On the interim space of development, a "director's cut" of the first game was released in 1997, aptly titled "Resident Evil: Director's Cut". In addition to having the same game, the enhanced re-release had certain additions, most prominent being the new "Arranged Mode" that mixed things up by offering new locations for items and enemies, as well as new camera angles and costumes for the main and supporting characters of the game. The censored intro and first zombie encounter cutscenes were supposed to be restored to their original formats, but a "miscommunication" between the west and east caused that to be sadly omitted from the Western release, retaining the cuts and disappointing fans like myself. Fortunately, the cream of the crop of this package was Capcom including a playable demo of RE2, which gave gamers a first glimpse of the sequel set 2 months later in a zombie infested Raccoon City itself.

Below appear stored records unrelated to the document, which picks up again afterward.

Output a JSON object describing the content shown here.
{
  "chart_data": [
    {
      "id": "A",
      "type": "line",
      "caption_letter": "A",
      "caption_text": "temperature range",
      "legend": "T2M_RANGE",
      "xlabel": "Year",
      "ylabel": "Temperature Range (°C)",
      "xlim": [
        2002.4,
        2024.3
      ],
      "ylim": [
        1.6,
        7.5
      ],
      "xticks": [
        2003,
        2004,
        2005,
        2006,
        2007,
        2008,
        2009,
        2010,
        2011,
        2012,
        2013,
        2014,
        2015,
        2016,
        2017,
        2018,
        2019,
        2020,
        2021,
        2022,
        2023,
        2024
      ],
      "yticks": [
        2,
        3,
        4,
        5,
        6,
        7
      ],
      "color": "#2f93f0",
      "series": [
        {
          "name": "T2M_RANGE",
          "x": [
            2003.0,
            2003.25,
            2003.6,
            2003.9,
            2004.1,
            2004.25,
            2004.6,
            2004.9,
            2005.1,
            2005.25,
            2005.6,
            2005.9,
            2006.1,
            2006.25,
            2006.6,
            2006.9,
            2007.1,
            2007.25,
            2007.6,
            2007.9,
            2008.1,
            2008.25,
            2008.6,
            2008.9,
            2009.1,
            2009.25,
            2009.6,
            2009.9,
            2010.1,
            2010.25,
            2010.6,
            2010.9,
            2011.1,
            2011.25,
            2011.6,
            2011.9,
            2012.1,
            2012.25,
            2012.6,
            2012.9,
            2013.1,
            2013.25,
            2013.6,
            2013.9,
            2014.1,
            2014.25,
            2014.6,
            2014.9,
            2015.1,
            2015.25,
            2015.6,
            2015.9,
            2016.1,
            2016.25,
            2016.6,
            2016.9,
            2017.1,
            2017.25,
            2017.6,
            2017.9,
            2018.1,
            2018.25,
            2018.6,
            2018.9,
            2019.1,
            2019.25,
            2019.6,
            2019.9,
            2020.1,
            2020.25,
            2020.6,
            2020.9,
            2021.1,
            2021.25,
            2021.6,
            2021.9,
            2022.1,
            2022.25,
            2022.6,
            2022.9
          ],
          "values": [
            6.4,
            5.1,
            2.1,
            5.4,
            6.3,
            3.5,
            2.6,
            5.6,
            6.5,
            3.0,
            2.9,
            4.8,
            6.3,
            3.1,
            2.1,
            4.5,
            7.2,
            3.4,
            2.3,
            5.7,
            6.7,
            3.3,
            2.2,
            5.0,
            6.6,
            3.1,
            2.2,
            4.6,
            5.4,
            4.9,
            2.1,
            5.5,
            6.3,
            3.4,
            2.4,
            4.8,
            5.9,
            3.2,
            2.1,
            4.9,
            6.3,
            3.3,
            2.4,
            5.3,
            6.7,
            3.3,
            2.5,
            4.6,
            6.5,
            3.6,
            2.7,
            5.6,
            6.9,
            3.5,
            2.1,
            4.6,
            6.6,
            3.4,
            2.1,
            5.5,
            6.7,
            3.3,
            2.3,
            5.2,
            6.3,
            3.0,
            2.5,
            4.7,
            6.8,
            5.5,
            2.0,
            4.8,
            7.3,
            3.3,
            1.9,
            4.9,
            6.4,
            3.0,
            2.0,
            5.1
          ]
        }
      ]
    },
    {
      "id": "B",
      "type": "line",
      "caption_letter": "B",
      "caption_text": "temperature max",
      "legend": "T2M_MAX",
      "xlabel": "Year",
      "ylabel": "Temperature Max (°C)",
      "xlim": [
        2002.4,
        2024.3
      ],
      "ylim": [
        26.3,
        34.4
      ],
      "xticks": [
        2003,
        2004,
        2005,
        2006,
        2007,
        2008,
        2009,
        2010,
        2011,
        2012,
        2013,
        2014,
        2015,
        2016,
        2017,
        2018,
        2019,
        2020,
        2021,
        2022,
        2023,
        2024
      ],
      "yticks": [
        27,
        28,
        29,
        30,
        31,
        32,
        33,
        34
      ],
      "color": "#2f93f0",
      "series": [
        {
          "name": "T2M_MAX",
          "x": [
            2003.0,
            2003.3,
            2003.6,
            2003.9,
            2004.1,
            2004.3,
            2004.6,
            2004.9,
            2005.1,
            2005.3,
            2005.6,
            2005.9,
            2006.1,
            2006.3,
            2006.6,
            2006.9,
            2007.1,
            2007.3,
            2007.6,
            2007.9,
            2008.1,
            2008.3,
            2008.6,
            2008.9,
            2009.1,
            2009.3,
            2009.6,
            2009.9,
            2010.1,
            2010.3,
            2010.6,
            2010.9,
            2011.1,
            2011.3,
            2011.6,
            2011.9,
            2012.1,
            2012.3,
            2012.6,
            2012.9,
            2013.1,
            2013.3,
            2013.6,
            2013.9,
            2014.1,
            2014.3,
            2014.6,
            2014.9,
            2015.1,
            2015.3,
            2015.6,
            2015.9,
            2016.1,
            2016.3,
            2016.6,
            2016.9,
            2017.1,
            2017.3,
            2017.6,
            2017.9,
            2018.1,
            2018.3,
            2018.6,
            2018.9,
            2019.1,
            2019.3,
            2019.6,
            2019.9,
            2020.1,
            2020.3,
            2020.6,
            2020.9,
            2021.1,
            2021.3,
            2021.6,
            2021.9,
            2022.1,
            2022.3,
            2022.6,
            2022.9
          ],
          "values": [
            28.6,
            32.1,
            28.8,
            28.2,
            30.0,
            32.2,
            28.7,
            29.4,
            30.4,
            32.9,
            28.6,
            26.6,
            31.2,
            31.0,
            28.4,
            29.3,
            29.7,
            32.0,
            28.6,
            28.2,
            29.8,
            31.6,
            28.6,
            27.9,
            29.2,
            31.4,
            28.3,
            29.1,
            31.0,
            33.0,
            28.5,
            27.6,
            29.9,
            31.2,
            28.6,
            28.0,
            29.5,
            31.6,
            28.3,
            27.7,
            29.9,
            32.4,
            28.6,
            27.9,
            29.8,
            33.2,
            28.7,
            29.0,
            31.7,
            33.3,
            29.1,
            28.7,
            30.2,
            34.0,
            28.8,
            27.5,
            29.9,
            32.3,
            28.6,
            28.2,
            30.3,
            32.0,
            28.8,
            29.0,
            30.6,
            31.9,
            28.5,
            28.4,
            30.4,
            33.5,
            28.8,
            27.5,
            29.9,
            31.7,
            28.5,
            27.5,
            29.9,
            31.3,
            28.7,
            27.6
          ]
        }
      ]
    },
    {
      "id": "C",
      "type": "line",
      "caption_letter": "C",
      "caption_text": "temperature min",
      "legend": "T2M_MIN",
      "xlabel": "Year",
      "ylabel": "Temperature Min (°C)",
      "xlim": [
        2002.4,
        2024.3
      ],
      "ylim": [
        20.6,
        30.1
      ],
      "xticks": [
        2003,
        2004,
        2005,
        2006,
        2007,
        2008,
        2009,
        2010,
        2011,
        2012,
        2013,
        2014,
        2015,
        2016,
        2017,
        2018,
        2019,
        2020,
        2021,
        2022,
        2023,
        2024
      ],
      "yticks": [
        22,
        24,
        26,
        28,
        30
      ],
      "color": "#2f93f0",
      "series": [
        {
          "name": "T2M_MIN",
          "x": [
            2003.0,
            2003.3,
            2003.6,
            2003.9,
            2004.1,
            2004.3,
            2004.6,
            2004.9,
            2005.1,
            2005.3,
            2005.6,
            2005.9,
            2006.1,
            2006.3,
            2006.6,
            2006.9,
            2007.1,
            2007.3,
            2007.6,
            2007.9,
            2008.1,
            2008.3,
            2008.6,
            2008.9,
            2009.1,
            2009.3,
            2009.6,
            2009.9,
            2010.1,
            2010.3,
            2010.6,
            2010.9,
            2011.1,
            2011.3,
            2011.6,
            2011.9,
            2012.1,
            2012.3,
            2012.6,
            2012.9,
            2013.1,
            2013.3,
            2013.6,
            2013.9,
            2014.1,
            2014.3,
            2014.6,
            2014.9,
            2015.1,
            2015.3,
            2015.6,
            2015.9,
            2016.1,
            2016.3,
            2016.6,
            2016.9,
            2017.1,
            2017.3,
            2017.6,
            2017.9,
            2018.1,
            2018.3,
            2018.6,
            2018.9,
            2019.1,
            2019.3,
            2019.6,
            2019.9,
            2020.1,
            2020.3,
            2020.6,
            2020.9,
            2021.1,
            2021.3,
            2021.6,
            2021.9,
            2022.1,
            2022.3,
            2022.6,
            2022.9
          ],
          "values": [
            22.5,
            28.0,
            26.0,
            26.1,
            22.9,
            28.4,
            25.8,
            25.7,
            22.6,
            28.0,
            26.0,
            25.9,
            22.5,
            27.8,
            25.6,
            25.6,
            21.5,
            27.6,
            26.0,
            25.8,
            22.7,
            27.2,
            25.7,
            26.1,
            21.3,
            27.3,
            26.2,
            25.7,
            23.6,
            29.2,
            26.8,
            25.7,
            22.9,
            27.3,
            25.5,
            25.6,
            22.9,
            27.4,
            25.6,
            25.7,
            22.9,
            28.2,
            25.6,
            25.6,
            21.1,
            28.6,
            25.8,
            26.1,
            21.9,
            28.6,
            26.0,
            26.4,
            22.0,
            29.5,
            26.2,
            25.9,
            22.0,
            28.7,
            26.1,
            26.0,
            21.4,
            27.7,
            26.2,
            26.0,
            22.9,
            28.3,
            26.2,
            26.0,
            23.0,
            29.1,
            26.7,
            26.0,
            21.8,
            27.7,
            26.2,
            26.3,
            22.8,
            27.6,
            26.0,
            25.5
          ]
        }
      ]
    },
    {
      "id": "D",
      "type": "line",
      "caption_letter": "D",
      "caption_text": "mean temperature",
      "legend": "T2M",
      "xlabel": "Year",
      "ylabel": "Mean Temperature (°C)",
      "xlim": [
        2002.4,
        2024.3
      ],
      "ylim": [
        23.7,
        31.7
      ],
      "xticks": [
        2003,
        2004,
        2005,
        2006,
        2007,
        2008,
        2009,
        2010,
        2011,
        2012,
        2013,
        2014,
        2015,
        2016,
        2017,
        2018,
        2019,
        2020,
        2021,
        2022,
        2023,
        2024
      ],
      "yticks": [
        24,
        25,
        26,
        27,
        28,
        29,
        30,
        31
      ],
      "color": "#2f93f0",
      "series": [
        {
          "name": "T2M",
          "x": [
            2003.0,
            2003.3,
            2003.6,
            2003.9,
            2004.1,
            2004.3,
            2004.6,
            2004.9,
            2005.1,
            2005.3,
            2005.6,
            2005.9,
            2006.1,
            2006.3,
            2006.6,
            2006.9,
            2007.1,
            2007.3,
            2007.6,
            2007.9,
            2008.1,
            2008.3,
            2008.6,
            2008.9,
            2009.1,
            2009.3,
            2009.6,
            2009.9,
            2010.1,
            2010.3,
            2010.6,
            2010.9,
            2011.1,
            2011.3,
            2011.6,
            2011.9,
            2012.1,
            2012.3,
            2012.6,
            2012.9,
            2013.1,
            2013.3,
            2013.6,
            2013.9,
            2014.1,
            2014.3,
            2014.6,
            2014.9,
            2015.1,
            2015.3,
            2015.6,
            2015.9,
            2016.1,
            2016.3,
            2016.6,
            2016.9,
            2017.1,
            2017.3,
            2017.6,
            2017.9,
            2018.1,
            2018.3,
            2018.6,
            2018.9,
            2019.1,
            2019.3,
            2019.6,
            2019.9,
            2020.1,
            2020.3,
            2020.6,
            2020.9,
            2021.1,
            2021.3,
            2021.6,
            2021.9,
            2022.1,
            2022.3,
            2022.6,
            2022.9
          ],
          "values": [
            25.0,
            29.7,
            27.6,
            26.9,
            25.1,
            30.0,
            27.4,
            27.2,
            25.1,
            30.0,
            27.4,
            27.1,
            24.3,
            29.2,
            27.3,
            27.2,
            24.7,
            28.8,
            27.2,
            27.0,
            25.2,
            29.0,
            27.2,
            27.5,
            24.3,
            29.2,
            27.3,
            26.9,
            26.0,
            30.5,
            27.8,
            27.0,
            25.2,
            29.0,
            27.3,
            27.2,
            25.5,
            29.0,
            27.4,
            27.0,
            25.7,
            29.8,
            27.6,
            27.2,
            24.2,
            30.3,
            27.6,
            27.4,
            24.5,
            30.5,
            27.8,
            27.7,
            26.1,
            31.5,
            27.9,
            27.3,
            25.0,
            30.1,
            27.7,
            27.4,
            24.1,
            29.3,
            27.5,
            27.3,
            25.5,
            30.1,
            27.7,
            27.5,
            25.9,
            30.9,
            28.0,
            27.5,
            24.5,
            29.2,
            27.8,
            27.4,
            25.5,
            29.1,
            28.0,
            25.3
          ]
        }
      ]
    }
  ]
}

For all its worth, the original Resident Evil served as the precursor to bigger and badder things in the world of survival horror. The series eventually went through numerous installments to continue the tale of its surviving protagonists, but the first game by far has the most releases in several platforms and media, including an actual remake (aptly titled "REmake") that first made its way to the Nintendo Gamecube and saw a reimagining of the first game with new enhancements, better plot structure, and most of all, cutting the cheesy B-movie antics and instilling it with better dialogue and voice acting. It also went portable for the first time (besides a PSone classic download) in another reimagining for the Nintendo DS called "Resident Evil: Deadly Silence". Besides being a somewhat enhanced version of the original PSone game, it had several new modes and features, including a mini-game feature within the game that would allow players to use their DS stylus and swing the combat knife in first person view mode! I could get down to reminiscing about the entire RE series as a whole, but that would be going to far down the line. For now, I'd like to quietly sit back and remember the first game, which still remains my favorite in terms of nostalgia and intrigue factor. Thank you Capcom and Shinji Mikami for creating and presenting such a wonderful game. This helped define survival horror for a generation, and it continues to evolve into something that gives fans like me a reason to keep playing.